Following the R(L) decision, the Court is aware of a growing series of successful challenges by individuals to the inclusion of non-conviction data on enhanced criminal record certificates , whether on the procedural ground of failure to allow representations or on grounds of proportionality. See as examples the decision of the Court of Appeal in R(C) v Secretary of State for the Home Department [2011] EWCA Civ 175 of 19 January 2011 and the decision of the High Court in R(J) v. The Chief Constable of Devon and Cornwall [2012] EWHC 2996. The domestic courts have also examined complaints solely about the retention of non-conviction data, for example the decision of the High Court in R(TD) v. The Commissioner of Police for the Metropolis and the Secretary of State for the Home Department [2013] EWHC 2231 (Admin).

The Court further notes that in 2012 the relevant provisions of the Police Act were amended in order to better reflect the principle of proportionality when considering whether to disclose non-conviction data.
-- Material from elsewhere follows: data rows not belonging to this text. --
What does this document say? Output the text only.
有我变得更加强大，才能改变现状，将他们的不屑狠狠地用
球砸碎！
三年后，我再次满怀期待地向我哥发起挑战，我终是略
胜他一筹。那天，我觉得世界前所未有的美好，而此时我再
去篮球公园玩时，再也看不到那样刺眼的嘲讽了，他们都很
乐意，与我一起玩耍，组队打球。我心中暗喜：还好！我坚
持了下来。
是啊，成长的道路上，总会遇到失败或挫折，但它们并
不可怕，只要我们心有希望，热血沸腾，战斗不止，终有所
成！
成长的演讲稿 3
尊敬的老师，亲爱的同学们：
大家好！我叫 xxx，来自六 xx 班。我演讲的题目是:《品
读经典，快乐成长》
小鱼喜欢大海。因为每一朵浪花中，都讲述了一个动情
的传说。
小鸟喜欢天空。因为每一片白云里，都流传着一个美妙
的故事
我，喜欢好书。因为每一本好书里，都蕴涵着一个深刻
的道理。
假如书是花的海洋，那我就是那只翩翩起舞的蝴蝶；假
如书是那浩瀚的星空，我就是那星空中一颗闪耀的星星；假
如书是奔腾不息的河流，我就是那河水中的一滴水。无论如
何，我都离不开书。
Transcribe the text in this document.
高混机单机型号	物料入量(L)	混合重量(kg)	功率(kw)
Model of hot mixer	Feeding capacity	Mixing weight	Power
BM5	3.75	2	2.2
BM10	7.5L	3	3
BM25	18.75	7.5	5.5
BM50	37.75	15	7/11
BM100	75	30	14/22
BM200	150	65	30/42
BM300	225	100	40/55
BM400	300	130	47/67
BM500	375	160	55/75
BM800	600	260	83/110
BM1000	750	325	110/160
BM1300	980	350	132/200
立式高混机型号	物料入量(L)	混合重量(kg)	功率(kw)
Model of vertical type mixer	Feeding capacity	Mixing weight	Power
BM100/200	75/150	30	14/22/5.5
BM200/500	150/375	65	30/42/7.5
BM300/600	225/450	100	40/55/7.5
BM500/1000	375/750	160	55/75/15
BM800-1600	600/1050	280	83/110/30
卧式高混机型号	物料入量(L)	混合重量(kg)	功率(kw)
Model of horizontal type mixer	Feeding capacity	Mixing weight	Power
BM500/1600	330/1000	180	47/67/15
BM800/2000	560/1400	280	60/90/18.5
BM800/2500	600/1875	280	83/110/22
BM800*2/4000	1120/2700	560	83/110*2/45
At the same time, the Home Secretary issued detailed guidance reflecting the case-law of the Supreme Court summarized above, which the police are under a statutory duty to have regard to.

It is not however necessary to assess these recent changes since the Court is satisfied that at the time this application was lodged, domestic case-law clearly provided the applicant with the means to challenge the retention and potential disclosure by the police of the information regarding him. Since he made no use of these means, the Court finds that domestic remedies have not been exhausted and that the application must therefore be rejected pursuant to Article 35 §§ 1 and 4 of the Convention.

For these reasons, the Court unanimously

Declares the application inadmissible.